Nous devons nous organiser de façon unitaire dans les universités mais aussi nous coordonner avec les autres secteurs en lutte car nos intérêts sont les mêmes ! Nous devons nous organiser en AG décisionnelles et interprofessionnelles et nous investir chacunEs selon nos capacités car la lutte est celle de toutEs et n’a besoin ni de spécialistes, ni de bureaucrates pour être menée à bien. Grâce à la convergence des luttes, bloquons l’économie, les gares… pour satisfaire nos revendications, celles des autres camarades en lutte et enfin obtenir plus !

Pour la grève générale
interprofessionnelle et autogestionnaire.
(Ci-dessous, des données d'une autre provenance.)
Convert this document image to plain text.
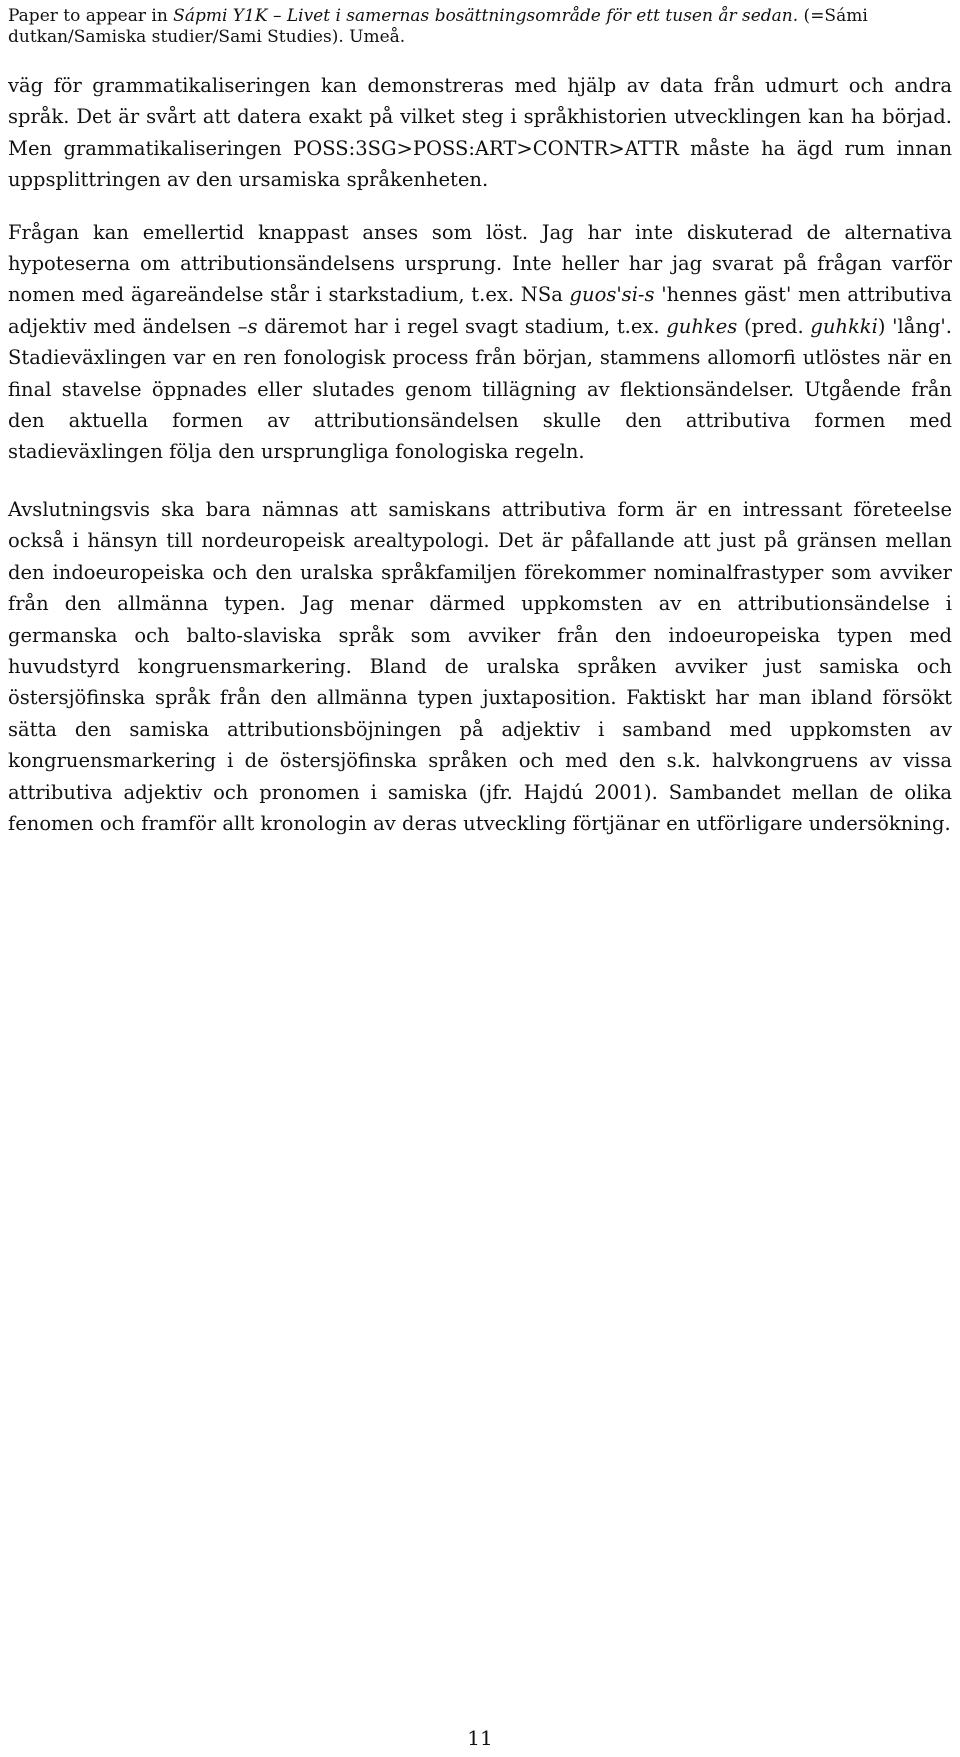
Paper to appear in Sápmi Y1K – Livet i samernas bosättningsområde för ett tusen år sedan. (=Sámi dutkan/Samiska studier/Sami Studies). Umeå.

väg för grammatikaliseringen kan demonstreras med hjälp av data från udmurt och andra språk. Det är svårt att datera exakt på vilket steg i språkhistorien utvecklingen kan ha börjad. Men grammatikaliseringen POSS:3SG>POSS:ART>CONTR>ATTR måste ha ägd rum innan uppsplittringen av den ursamiska språkenheten.

Frågan kan emellertid knappast anses som löst. Jag har inte diskuterad de alternativa hypoteserna om attributionsändelsens ursprung. Inte heller har jag svarat på frågan varför nomen med ägareändelse står i starkstadium, t.ex. NSa guos'si-s 'hennes gäst' men attributiva adjektiv med ändelsen –s däremot har i regel svagt stadium, t.ex. guhkes (pred. guhkki) 'lång'. Stadieväxlingen var en ren fonologisk process från början, stammens allomorfi utlöstes när en final stavelse öppnades eller slutades genom tillägning av flektionsändelser. Utgående från den aktuella formen av attributionsändelsen skulle den attributiva formen med stadieväxlingen följa den ursprungliga fonologiska regeln.

Avslutningsvis ska bara nämnas att samiskans attributiva form är en intressant företeelse också i hänsyn till nordeuropeisk arealtypologi. Det är påfallande att just på gränsen mellan den indoeuropeiska och den uralska språkfamiljen förekommer nominalfrastyper som avviker från den allmänna typen. Jag menar därmed uppkomsten av en attributionsändelse i germanska och balto-slaviska språk som avviker från den indoeuropeiska typen med huvudstyrd kongruensmarkering. Bland de uralska språken avviker just samiska och östersjöfinska språk från den allmänna typen juxtaposition. Faktiskt har man ibland försökt sätta den samiska attributionsböjningen på adjektiv i samband med uppkomsten av kongruensmarkering i de östersjöfinska språken och med den s.k. halvkongruens av vissa attributiva adjektiv och pronomen i samiska (jfr. Hajdú 2001). Sambandet mellan de olika fenomen och framför allt kronologin av deras utveckling förtjänar en utförligare undersökning.

11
Pour l’égalité économique et sociale
et la révolution émancipatrice !

La recherche que nous voulons
La CNT soutient toutes les tentatives concrètes pour une recherche et un enseignement supérieur au service de tous ; cela passe par l’arrêt de la privatisation des recherches, le développement des logiciels libres, le libre accès aux résultats de la recherche, la création d’universités populaires, l’accès au savoir tout au long de la vie, l’auto-organisation non hiérarchique des équipes et des laboratoires, la gratuité des publications dans le cadre des archives ouvertes…
Mais ce n’est pas suffisant, car le système capitaliste fait tout pour entraver le développement de ces initiatives. Seules la lutte et l’organisation collective permettront d’établir un rapport de force suffisant afin d’obtenir ce que nous voulons :
•  Une Université et une Recherche autogérées dans lesquelles les buts et les orientations se décident de manière démocratique par des commissions élues issues du monde étudiant et académique,
•  L’arrêt du recours aux contrats précaires et à la sous-traitance au sein des universités. Une Université et une Recherche de qualité, cela commence par des emplois stables pour le personnel !
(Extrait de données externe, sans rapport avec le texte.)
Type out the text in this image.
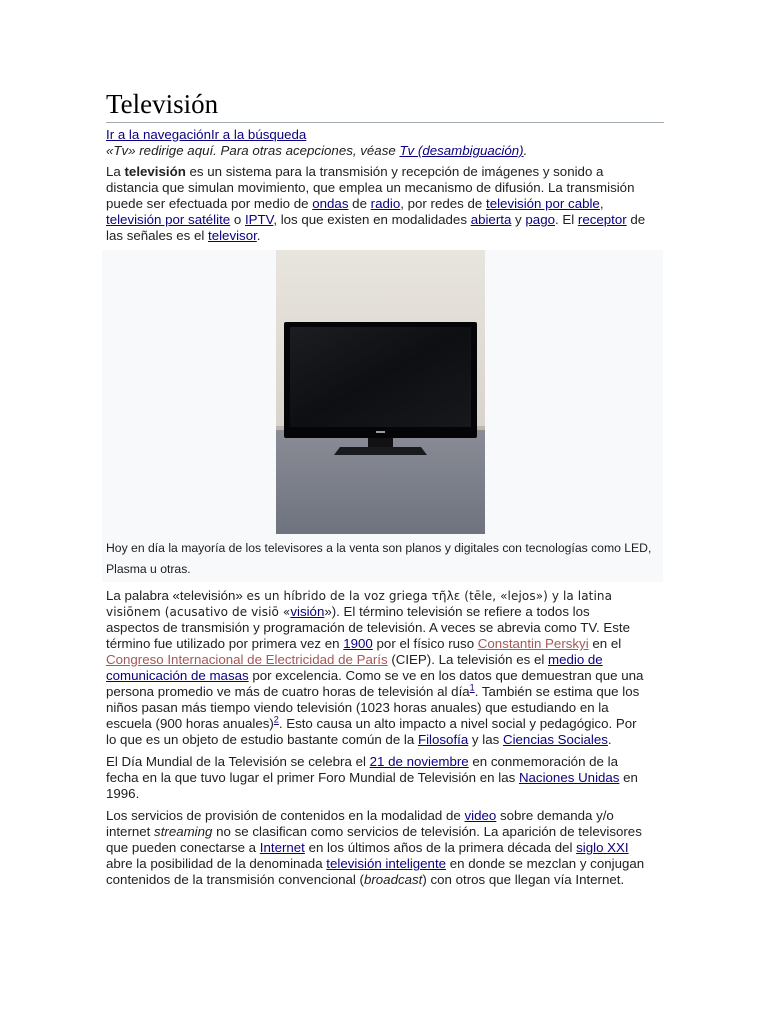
Televisión

Ir a la navegaciónIr a la búsqueda

«Tv» redirige aquí. Para otras acepciones, véase Tv (desambiguación).

La televisión es un sistema para la transmisión y recepción de imágenes y sonido a distancia que simulan movimiento, que emplea un mecanismo de difusión. La transmisión puede ser efectuada por medio de ondas de radio, por redes de televisión por cable, televisión por satélite o IPTV, los que existen en modalidades abierta y pago. El receptor de las señales es el televisor.

Hoy en día la mayoría de los televisores a la venta son planos y digitales con tecnologías como LED, Plasma u otras.

La palabra «televisión» es un híbrido de la voz griega τῆλε (tēle, «lejos») y la latina visiōnem (acusativo de visiō «visión»). El término televisión se refiere a todos los aspectos de transmisión y programación de televisión. A veces se abrevia como TV. Este término fue utilizado por primera vez en 1900 por el físico ruso Constantin Perskyi en el Congreso Internacional de Electricidad de París (CIEP). La televisión es el medio de comunicación de masas por excelencia. Como se ve en los datos que demuestran que una persona promedio ve más de cuatro horas de televisión al día$^1$. También se estima que los niños pasan más tiempo viendo televisión (1023 horas anuales) que estudiando en la escuela (900 horas anuales)$^2$. Esto causa un alto impacto a nivel social y pedagógico. Por lo que es un objeto de estudio bastante común de la Filosofía y las Ciencias Sociales.

El Día Mundial de la Televisión se celebra el 21 de noviembre en conmemoración de la fecha en la que tuvo lugar el primer Foro Mundial de Televisión en las Naciones Unidas en 1996.

Los servicios de provisión de contenidos en la modalidad de video sobre demanda y/o internet streaming no se clasifican como servicios de televisión. La aparición de televisores que pueden conectarse a Internet en los últimos años de la primera década del siglo XXI abre la posibilidad de la denominada televisión inteligente en donde se mezclan y conjugan contenidos de la transmisión convencional (broadcast) con otros que llegan vía Internet.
Ces financements existent, à nous de nous les réapproprier :
—  Transfert des crédits militaires : l’arrêt de la recherche militaire, permettra de transférer les crédits de l’armée sur ceux de la recherche publique non mortifère.
—  Arrêt du crédit impôt recherche : ce système qui vise à rembourser la moitié des frais de recherche des entreprises privées est scandaleux. 3,5 milliards d’euros en 2008  ! Et avec une augmentation prévue de 600 millions d’euros par an…
—  Suppression des agences d’innovation : les crédits énormes consentis aux «agences pour l’innovation» (AII) représentent un autre cas de détournement de l’argent public vers des projets conformes aux exigences du monde industriel.